Duke bleibt No. 1 in der finalen AP Top 25 für Herren-College-Basketball

Duke hielt den Spitzenplatz in der am Montag veröffentlichten Associated Press Top 25-Umfrage für Herren-College-Basketball und erhielt 56 von 61 Erstplatzstimmen nach Abschluss einer 29-2-Regularseason. Florida stürmte auf No. 4 vor und positioniert sich als Kandidat für den letzten No. 1 NCAA-Turnier-Seed, während Illinois und Virginia in die Top 10 vorrückten. Die Rangliste kommt vor dem Selection Sunday, wobei die Blue Devils für den overall No. 1-Seed gesetzt sind.
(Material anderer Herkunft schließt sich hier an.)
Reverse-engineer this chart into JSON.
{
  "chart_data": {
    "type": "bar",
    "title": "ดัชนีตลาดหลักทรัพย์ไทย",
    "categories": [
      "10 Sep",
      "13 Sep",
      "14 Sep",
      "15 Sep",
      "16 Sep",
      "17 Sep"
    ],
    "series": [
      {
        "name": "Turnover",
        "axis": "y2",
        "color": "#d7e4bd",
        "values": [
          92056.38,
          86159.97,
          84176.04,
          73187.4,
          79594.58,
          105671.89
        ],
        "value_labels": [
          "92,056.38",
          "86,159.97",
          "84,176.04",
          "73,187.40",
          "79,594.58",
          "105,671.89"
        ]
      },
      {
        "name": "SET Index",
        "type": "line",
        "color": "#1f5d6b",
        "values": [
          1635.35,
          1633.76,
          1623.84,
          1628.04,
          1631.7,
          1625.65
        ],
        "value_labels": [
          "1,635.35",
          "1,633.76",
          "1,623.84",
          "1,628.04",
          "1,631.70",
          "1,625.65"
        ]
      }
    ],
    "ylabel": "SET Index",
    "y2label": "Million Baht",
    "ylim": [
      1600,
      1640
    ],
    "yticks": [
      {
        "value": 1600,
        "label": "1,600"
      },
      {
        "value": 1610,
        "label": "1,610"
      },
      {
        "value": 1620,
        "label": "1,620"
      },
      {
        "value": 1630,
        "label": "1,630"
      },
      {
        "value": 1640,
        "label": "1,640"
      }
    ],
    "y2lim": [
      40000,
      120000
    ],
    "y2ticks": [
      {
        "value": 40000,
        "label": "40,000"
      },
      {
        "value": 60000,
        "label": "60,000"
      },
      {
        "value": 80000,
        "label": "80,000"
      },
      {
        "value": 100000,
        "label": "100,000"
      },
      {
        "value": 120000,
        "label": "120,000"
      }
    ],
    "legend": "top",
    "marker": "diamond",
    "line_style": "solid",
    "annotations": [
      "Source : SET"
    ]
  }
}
Die am Montag veröffentlichte Associated Press Herren-Basketball-Umfrage unterstreicht den intensiven Wettbewerb um die Top-Seeds im bevorstehenden NCAA-Turnier. Duke mit einer Bilanz von 29-2 und Siegen in 18 der letzten 19 Spiele festigte seine Position als No. 1-Team und Top-Seed im ACC-Turnier. Die Blue Devils sind auf Kurs, den overall No. 1-Seed zu erhalten, wenn das 68-Teams-Feld am Sonntag enthüllt wird. Duke folgen Michigan auf Platz 2, Arizona auf 3 und Florida auf 4. Die Gators, die den SEC-Titel mit drei Spielen Vorsprung gewannen, legten einen starken Endspurt hin und gelten trotz UConns Vorteil im direkten Duell als Favoriten für den letzten No. 1-Seed-Platz. Florida liegt in sechs von sieben NCAA-Team-Metriken besser und hat vier Quad-1-Siege mehr, wobei UConns Niederlagen gegen Creighton und Marquette seinen Fall schwächen könnten. Die Top 10 umfasst außerdem Houston, UConn, Iowa State, Michigan State, Illinois und Virginia. Virginia erreichte mit Platz 10 seine beste Platzierung der Saison und die erste Top-10-Nennung seit Februar 2023. St. John's stieg um fünf Plätze auf No. 13, Texas Tech fiel um sechs auf No. 16. Bemerkenswerte Bewegungen umfasst Arkansas, das um drei auf No. 17 sprang nach Siegen gegen Texas und Missouri, trotz Fehlens des Star-Guards Darius Acuff Jr. im zweiten Spiel. Alabama mit neun Siegen in den letzten 10 ist nun im Rennen um einen No. 3-Seed und verfügt über eine starke Offensive unter Coach Nate Oats, angeführt von Spielern wie Labaron Philon Jr. und Aden Holloway. Ein Diskussionspunkt ist die Platzierung des unbesiegten Miami (Ohio), das 31-0 in der Regular Season blieb, aber in einigen Berichten von No. 19 auf No. 20 rutschte – eine Entscheidung, die als rätselhaft gilt angesichts Niederlagen anderer rangierter Teams. Zu den weiteren mit Stimmen: Miami (Fla.) mit 60 Punkten, TCU mit 19 und BYU mit 18. Die Umfrage spiegelt ein dynamisches Rennen um die Seeds wider, wobei die dieswöchigen Conference-Turniere die finalen Platzierungen beeinflussen könnten. Zum Beispiel könnte ein SEC-Titel für Florida ihren No. 1-Seed sichern, während eine starke Big-12-Performance von Houston sie aufwerten könnte.